O que o sr. recomenda para evitar acidentes na região dos olhos?
No caso de crianças, evitar que elas brinquem com instrumentos cortantes ou pontiagudos próximos dos olhos. Adultos, cuidado com o soltar a rolha de bebidas gaseificadas. Felizmente, hoje, a indústria usa maciçamente as tampas de rosca, que reduziram bastante o trauma – atingiu inúmeros globos oculares no passado. Dentro de veículos, incluindo o banco de trás, nunca abdicar do uso de cintos de segurança, mesmo em curtos trajetos. No trabalho, dependendo da profissão, usar óculos adequados, bem como na prática de esportes.

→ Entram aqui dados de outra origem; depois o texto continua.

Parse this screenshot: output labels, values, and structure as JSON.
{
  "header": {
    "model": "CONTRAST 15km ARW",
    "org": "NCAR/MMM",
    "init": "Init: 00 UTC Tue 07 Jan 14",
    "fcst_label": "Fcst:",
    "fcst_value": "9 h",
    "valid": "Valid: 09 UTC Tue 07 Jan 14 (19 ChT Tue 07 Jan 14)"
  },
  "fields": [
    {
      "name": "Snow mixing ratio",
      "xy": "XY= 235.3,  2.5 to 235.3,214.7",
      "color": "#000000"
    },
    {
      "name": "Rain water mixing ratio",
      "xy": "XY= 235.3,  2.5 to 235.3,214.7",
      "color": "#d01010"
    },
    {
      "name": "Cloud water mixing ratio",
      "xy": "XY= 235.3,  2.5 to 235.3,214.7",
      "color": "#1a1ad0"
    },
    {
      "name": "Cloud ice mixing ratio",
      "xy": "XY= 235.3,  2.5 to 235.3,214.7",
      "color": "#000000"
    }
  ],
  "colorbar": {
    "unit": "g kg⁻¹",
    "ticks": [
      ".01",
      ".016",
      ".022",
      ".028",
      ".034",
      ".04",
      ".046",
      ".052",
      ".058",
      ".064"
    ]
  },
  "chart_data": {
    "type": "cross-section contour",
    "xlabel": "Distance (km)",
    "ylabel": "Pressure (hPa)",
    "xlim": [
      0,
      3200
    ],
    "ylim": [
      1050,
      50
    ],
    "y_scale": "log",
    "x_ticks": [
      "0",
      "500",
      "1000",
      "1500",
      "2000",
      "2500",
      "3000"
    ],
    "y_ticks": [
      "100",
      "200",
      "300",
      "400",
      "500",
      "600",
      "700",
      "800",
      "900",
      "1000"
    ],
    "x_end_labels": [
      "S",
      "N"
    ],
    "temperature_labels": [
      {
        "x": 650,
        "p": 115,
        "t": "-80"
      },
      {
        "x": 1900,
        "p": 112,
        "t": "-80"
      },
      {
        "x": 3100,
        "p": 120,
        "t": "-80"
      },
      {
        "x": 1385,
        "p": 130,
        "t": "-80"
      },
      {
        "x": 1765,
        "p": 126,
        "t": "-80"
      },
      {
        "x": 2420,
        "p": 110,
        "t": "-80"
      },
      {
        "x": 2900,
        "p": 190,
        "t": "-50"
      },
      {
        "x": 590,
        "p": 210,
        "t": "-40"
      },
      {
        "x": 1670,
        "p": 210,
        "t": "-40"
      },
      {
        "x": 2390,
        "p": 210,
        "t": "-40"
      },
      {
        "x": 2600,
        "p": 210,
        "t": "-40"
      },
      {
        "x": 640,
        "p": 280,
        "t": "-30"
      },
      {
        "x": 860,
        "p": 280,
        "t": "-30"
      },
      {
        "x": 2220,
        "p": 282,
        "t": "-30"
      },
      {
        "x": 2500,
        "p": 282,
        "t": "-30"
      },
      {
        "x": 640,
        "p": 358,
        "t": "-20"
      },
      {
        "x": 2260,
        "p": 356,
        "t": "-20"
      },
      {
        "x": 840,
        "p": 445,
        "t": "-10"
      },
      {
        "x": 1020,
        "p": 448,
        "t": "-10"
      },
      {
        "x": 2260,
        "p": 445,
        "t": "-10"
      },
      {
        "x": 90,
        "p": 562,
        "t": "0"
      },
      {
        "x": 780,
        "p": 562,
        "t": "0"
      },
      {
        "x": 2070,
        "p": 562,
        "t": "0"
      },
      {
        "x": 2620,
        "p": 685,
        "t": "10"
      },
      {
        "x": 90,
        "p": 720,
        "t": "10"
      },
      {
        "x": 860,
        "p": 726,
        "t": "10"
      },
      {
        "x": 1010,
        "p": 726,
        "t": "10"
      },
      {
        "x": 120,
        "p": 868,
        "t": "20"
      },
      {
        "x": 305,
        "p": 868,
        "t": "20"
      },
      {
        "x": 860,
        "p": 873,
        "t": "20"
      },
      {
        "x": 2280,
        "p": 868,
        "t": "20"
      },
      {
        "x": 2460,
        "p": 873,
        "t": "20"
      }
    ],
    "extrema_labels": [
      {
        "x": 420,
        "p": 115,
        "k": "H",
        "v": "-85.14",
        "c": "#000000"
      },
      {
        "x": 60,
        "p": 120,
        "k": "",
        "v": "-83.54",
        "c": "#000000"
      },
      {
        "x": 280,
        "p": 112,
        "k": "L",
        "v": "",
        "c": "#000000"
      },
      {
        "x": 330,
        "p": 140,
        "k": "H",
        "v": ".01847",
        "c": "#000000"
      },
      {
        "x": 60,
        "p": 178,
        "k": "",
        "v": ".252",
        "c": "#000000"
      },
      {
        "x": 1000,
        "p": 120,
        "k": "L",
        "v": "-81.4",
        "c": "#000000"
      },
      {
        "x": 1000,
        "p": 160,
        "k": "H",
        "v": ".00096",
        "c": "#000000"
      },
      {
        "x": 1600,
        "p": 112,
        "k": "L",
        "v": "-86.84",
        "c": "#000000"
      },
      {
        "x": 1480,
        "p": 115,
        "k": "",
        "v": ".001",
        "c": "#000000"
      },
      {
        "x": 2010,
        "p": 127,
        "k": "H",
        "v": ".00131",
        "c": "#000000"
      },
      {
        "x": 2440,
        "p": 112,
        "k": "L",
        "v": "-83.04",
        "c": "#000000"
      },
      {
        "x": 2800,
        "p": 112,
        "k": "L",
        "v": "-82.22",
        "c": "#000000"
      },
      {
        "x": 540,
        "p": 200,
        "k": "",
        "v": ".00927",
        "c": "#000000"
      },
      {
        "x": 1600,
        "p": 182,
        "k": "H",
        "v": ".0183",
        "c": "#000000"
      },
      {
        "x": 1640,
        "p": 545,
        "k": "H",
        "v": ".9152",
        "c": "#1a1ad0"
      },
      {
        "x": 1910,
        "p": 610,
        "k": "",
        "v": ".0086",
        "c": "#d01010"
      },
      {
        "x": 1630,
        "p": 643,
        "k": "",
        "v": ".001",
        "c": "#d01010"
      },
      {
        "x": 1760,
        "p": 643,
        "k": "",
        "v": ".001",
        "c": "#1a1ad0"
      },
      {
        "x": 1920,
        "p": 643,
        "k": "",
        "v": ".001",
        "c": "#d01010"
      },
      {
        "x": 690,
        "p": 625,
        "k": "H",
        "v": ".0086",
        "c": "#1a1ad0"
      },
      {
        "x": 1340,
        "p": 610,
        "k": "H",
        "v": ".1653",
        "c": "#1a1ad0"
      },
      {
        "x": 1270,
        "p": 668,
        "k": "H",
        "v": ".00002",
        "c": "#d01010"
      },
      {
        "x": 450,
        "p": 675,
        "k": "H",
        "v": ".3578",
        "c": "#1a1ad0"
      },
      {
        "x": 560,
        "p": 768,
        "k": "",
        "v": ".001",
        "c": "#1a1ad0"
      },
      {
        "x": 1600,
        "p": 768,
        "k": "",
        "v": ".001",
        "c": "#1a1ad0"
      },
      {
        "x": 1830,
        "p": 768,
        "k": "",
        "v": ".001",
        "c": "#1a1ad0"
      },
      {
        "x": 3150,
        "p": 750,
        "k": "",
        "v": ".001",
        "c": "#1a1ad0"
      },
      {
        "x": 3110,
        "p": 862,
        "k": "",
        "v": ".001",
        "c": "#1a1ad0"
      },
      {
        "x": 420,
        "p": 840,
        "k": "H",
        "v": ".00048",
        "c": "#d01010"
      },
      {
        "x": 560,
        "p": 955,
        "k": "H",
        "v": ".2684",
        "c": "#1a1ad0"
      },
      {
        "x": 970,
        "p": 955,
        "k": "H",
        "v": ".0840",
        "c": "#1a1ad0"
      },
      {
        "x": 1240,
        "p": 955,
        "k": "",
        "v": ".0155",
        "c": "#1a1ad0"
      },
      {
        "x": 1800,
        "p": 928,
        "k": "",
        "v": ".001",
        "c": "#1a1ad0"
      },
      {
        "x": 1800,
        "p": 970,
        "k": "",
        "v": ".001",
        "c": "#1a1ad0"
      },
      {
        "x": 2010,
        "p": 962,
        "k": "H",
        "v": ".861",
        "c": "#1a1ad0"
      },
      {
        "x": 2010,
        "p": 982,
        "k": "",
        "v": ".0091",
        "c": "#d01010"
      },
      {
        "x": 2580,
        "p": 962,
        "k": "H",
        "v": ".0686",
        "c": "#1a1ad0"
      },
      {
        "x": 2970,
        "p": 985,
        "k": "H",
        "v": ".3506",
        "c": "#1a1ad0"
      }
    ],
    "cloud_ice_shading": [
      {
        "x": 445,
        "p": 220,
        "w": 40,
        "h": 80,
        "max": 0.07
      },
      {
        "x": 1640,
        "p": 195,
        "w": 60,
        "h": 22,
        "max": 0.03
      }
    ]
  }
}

Não é raro acidentes oculares provocados por bolas de tênis!
E quanto ao descolamento de retina?
Para os indivíduos portadores de altas miopias, é recomendável serem examinados da retina periodicamente. O descolamento é mais comum em míopes do que em hipermétropes. Qualquer súbita redução da visão, acompanhada de percepção de flashes de luz (fosfenos) ou de “moscas volantes” (ponto pretos “esvoaçando” no campo visual) recomendam a avaliação imediata de um oftalmologista.